Motherboards and Chipsets (cont’d)
MSI
MSI had a large showcase on the convention floor that was mostly used to display their CE based devices such as their SFF and audio systems. But they did have a few motherboards there as well.
No vendor’s booth would be complete without their SLI solution on display, so here is MSI’s. Their display didn’t offer the best lighting for image taking as the GPUs blocked all the light from the bottom of the board, but you can see the majority of it. There are some interesting features that came out from our look this time however.
First, if you look closely at the on-board audio on this motherboard, you’ll see that MSI has gone with a Creative Labs Sound Blaster Live! audio solution over any of the other competing products. The Live!-based chip offers full 24-bit audio quality. In my eyes, this gives MSI’s motherboard a huge advantage over the Asus and Gigabyte boards right off the bat, having not compared their performance or other features yet.

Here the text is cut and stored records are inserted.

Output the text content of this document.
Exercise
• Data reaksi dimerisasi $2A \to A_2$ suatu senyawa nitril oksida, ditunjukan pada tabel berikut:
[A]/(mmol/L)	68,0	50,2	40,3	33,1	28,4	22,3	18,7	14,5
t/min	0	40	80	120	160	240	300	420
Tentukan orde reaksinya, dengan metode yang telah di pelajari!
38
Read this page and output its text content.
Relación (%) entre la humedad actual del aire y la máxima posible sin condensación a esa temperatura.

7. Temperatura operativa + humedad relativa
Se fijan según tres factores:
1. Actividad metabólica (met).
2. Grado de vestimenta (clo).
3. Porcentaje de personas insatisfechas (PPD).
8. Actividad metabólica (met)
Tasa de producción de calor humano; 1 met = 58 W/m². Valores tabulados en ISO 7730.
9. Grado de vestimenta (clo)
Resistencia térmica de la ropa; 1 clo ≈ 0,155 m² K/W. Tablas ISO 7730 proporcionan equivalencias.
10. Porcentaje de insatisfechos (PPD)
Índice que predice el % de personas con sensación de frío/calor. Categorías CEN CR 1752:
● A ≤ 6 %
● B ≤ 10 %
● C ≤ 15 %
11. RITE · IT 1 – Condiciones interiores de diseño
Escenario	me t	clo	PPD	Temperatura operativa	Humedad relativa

In addition, though I couldn’t get a clear shot of the chip, MSI has included a Silicon Image 3132 chip that offers two channels of SATA2 support that runs off the PCI Express bus, not the PCI bus. MSI claims that this can give the users as much as a 20% increase in performance on storage. And without the additional storage chip on the PCI bus, the sound quality on the PCI-based Creative audio chip should be improved as well.
MSI also told me about their plans for an nForce4 Ultra motherboard that would feature standard on-board audio, not the Creative chip, and would also leave the SATA2 Silicon Image chip off of it as well.
Here we have a shot of MSI’s Radeon XPRESS 200 chipset motherboard that is aimed at the system builders and OEMs, not at the retail market place. MSI is saying that they are using the newest, and fixed, SB400 chip from ATI, so they won’t have the USB and storage issues that were found in the reference boards sent out to the press. MSI is still on the fence about whether they are going to offer a board based around ATI’s AMD chipset to the high-end consumers.
Finally, we learned from MSI that they have scraped their VIA-based K8T890 motherboard projects completely due to the success of the nForce4 platform and that they were having problems getting chips. While this is very bad news for VIA, MSI did say they would rethink the projects once the new Pro version of the chipset was ready.
Albatron
Albatron had a booth at the show as well and had one board that stuck out among the rest.
The above motherboard claimed to use the K8T890 Pro chipset from VIA, a product that until now hasn’t been seen. It also had the VT8237R south bridge that is a slight update to the chip. Albatron also claimed to have samples of this board ready immediately, and one is already on its way to me today. I’ll have more information for you when it arrives.